8. (i) Prepare human cerebrospinal fluid from human,

(ii) Antibodies that are immobilized on an insoluble carrier and labeled antibodies, and both antibodies have a recognition site in the amino acid sequence region from the 25th to the 41st amino acid sequence of the human tau protein. (Iii) immunologically measuring soluble human tau protein in the human cerebrospinal fluid of (i) using the two antibodies of (ii),

(iv) determining the amount of soluble human tau protein in the human cerebrospinal fluid from the measured value; and

(V) A method for diagnosing a disease of central nervous cell disorder in a human, wherein the disease is diagnosed based on the amount of the disease.

9. The diagnostic method according to claim 8, wherein the central nervous cell disorder is Alzheimer's disease.

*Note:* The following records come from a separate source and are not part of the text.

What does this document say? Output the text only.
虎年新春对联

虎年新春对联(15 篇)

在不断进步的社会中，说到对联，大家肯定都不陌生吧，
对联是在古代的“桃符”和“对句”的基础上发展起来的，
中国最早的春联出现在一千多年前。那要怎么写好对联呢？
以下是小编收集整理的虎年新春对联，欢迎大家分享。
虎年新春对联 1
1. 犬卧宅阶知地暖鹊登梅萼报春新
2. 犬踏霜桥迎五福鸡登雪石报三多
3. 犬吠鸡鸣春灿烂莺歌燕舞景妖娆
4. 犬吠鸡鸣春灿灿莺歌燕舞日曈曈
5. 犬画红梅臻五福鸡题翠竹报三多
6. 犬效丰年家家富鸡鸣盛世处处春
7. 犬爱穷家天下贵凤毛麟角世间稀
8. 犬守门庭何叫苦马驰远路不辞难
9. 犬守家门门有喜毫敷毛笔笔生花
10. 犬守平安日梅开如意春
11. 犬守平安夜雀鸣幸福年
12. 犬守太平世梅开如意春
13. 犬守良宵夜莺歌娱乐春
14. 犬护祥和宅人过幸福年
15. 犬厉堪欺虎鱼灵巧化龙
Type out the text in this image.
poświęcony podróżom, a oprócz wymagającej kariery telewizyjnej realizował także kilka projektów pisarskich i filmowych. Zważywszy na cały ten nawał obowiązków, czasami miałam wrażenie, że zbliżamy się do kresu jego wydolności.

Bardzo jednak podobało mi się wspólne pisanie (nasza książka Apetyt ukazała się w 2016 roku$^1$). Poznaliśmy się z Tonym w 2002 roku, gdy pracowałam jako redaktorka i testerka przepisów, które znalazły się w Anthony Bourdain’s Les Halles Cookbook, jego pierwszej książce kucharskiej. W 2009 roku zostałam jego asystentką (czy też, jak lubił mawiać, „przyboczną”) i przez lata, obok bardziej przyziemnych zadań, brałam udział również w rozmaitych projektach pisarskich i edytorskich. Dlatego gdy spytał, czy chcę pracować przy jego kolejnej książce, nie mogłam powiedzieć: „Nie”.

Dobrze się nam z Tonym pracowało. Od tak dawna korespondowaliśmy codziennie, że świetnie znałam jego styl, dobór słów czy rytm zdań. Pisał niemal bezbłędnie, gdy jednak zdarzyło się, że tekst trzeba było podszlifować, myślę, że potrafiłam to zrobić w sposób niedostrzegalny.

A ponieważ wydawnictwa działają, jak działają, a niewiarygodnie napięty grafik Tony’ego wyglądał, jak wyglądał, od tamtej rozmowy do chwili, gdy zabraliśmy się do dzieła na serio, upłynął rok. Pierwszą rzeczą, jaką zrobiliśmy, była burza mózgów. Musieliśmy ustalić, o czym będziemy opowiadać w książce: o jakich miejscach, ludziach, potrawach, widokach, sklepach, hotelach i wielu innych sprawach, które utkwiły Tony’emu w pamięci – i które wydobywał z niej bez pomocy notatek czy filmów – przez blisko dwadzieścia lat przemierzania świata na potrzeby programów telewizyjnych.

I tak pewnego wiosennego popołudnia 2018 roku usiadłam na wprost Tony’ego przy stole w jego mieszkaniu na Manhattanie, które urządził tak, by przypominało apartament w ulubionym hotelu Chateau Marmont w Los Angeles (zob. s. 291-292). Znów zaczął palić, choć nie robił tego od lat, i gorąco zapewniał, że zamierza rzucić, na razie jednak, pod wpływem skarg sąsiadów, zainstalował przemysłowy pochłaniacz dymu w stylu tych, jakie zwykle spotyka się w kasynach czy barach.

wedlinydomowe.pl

0 The diagnostic method according to claim 9, wherein the diagnosis of Alzheimer's disease is distinguished from a healthy person by including soluble human tau protein in human cerebrospinal fluid at a concentration of at least 0.5 ng Zm.

1 The diagnostic method according to claim 8, wherein the antibody immobilized on the insoluble carrier and the labeled antibody are both polyclonal antibodies.

2. The diagnostic method according to claim 11, wherein the polyclonal antibody is an antibody obtained by immunizing a potential human tau protein isolated from human brain as an immunogen.